Simultaneously, for each microbial strain tested, a test of the number of microorganisms inoculated was performed by counting on an agar plate appropriate for each microorganism (see Table 1).

This was performed by depositing the  volume used in μl of calibrated inocula of each microorganism on the appropriate agar culture medium (2 dishes per strain).

For each decontamination cycle performed, Geobacillus stearothermophilus ATCC 7953 biological indicators were placed in the isolator to check the efficacy of the disinfection process, as well as an unexposed biological indicator (positive control). These biological indicators were cultured in tubes of liquid casein hydrolysate and soy medium (Spordex culture media, STERIS).

e. Incubation

After performance of the sterility tests by direct inoculation, the jars of liquid media and agar culture media were incubated in ovens at controlled temperatures, in accordance with the culture conditions set out in  Table 1. For the bacterial strain Clostridium sporogenes ATCC 11437, the agar culture media were placed in hermetically sealed plastic sachets, containing anaerobic generators (GENbag anaer kit, Biomérieux) and anaerobic indicators (ThermoScientific).

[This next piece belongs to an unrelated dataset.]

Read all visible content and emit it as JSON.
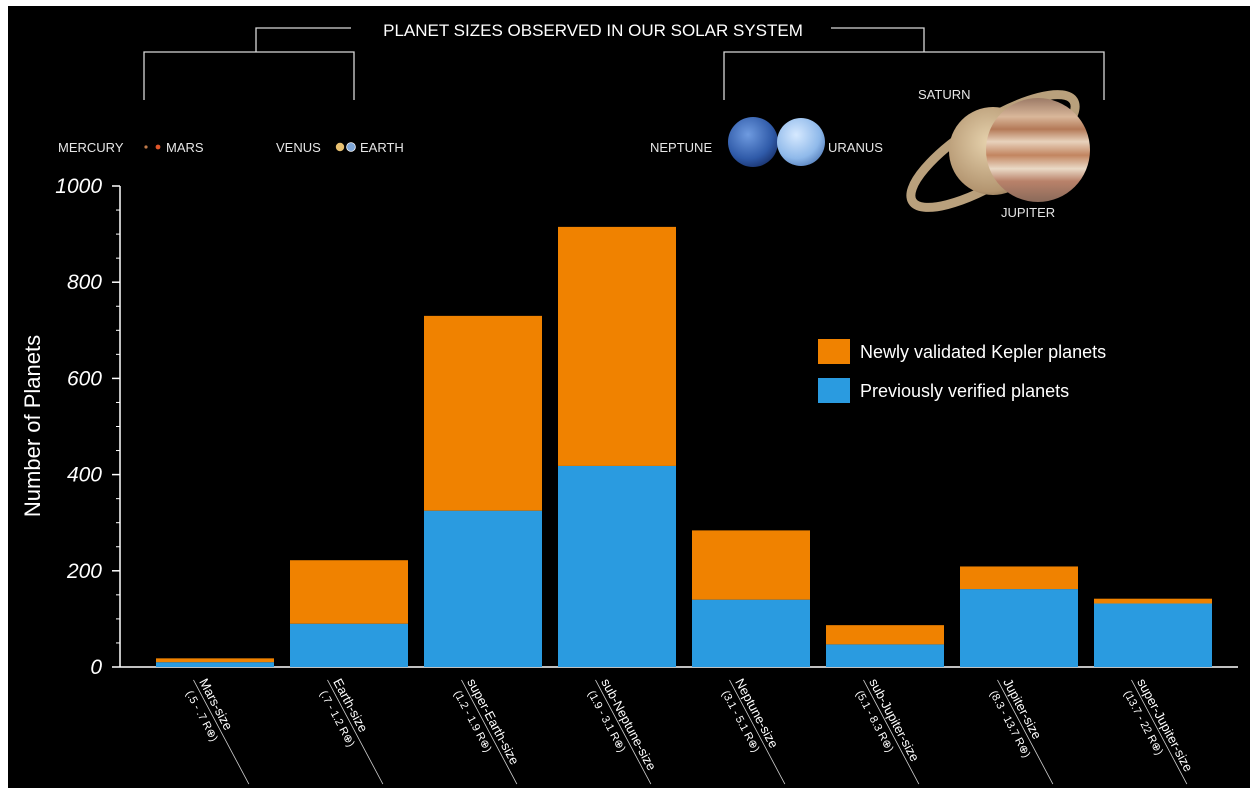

For each decontamination cycle performed, the Geobacillus stearothermophilus ATCC 7953 biological indicators placed in the isolator to monitor the efficacy of the disinfection process, and an unexposed biological indicator (positive control), were cultured in tubes of liquid casein hydrolysate and soy medium (Spordex culture media, STERIS) and incubated at 58°C ± 2°C for 7 days.

4. Results 

4.1. Reference test. Validation of a sterility test method in an isolator decontaminated with H₂O₂.

Residual value after decontamination: 0 ppm.

After 5 days of incubation, (Table 2), each bacterial strain studied gave rise to microbial growth. Thus a sterilization cycle in a decontaminated isolator with a residual H₂O₂ concentration of 0 ppm does not generate false negatives.